A groundbreaking longitudinal study from the University of Cambridge's Centre for Alternative Finance (CCAF) has provided the first empirical analysis of the Bitcoin network's resilience to physical infrastructure disruption. The research, spanning 11 years of peer-to-peer network data against 68 verified submarine cable fault events, reveals a critical paradox in Bitcoin's security model.
The headline finding is that Bitcoin's network demonstrates remarkable resilience against random, large-scale physical disasters. The study's Monte Carlo simulations indicate that between 72% and 92% of the world's inter-country submarine cables would need to fail simultaneously before Bitcoin experiences significant node disconnection. Analysis of real-world events supports this: over 87% of the 68 cable faults studied caused less than a 5% impact on nodes. The largest single event—seabed disturbances off Côte d'Ivoire in March 2024 that damaged 7-8 cables simultaneously—knocked out 43% of regional internet nodes but affected only 5-7 Bitcoin nodes globally, roughly 0.03% of the network.
However, the study uncovers a severe and concentrated vulnerability in Bitcoin's infrastructure. While random cable failures require massive disruption to cause damage, a targeted attack on the cables with the highest "betweenness centrality" (critical chokepoints between continents) drops the failure threshold to just 20%. More alarmingly, targeting the top five hosting providers by node count—Hetzner, OVH, Comcast, Amazon Web Services (AWS), and Google Cloud—requires removing only 5% of routing capacity to achieve significant network impact.
This creates what researchers term "infrastructure centralization within a decentralized protocol." The vulnerability stems from economic consolidation, as running nodes increasingly moves to large-scale, cost-efficient data centers. A coordinated shutdown, DDoS attack, or regulatory action against these few providers could partition or severely degrade the network.

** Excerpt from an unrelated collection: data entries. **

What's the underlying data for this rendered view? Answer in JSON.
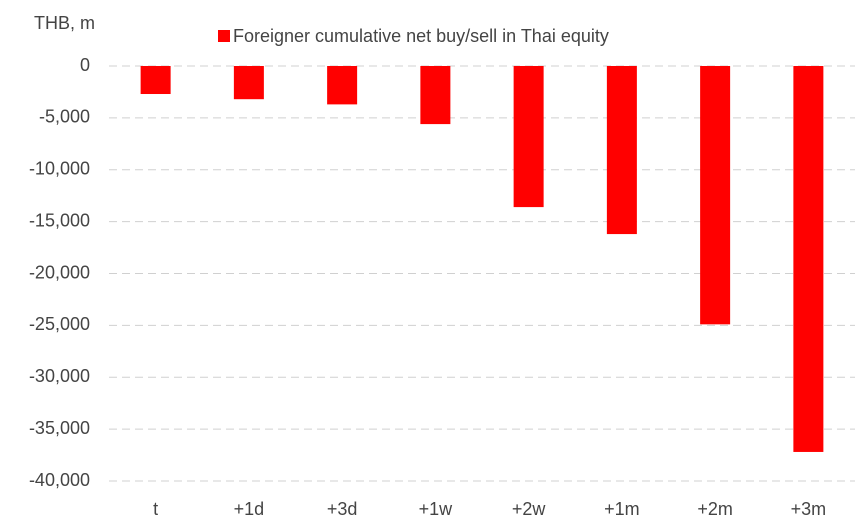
{
  "chart_data": {
    "type": "bar",
    "y_axis_label": "THB, m",
    "legend": "top",
    "series": [
      {
        "name": "Foreigner cumulative net buy/sell in Thai equity",
        "color": "#ff0000",
        "values": [
          -2700,
          -3200,
          -3700,
          -5600,
          -13600,
          -16200,
          -24900,
          -37200
        ]
      }
    ],
    "categories": [
      "t",
      "+1d",
      "+3d",
      "+1w",
      "+2w",
      "+1m",
      "+2m",
      "+3m"
    ],
    "ylim": [
      -40000,
      0
    ],
    "yticks": [
      0,
      {
        "value": -5000,
        "label": "-5,000"
      },
      {
        "value": -10000,
        "label": "-10,000"
      },
      {
        "value": -15000,
        "label": "-15,000"
      },
      {
        "value": -20000,
        "label": "-20,000"
      },
      {
        "value": -25000,
        "label": "-25,000"
      },
      {
        "value": -30000,
        "label": "-30,000"
      },
      {
        "value": -35000,
        "label": "-35,000"
      },
      {
        "value": -40000,
        "label": "-40,000"
      }
    ],
    "grid": true
  }
}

The research also challenges conventional thinking about TOR's impact. As of 2025, 64% of Bitcoin nodes use TOR, making their physical location unobservable. Rather than hiding fragility, the study's four-layer model found TOR adoption increases resilience by 0.02 to 0.10 on the critical failure threshold. TOR relay infrastructure is concentrated in Germany, France, and the Netherlands—countries with extensive connectivity that are among the hardest to disconnect.
The study tracks how Bitcoin's resilience has evolved over time, showing it was most resilient from 2014-2017 (threshold 0.90-0.92), declined sharply during 2018-2021 as mining concentrated in East Asia (hitting 0.72 in 2021), partially recovered to 0.88 after China's mining ban in 2021, and settled at 0.78 in 2025. This pattern demonstrates "adaptive self-organization" as the community shifted toward censorship-resistant infrastructure following events like Iran's 2019 internet shutdown and Myanmar's 2021 coup.
With current disruptions in the Strait of Hormuz highlighting infrastructure vulnerability, the Cambridge study provides crucial benchmarks for understanding Bitcoin's real-world robustness and the fundamentally different threat models posed by random failures versus targeted state or regulatory actions.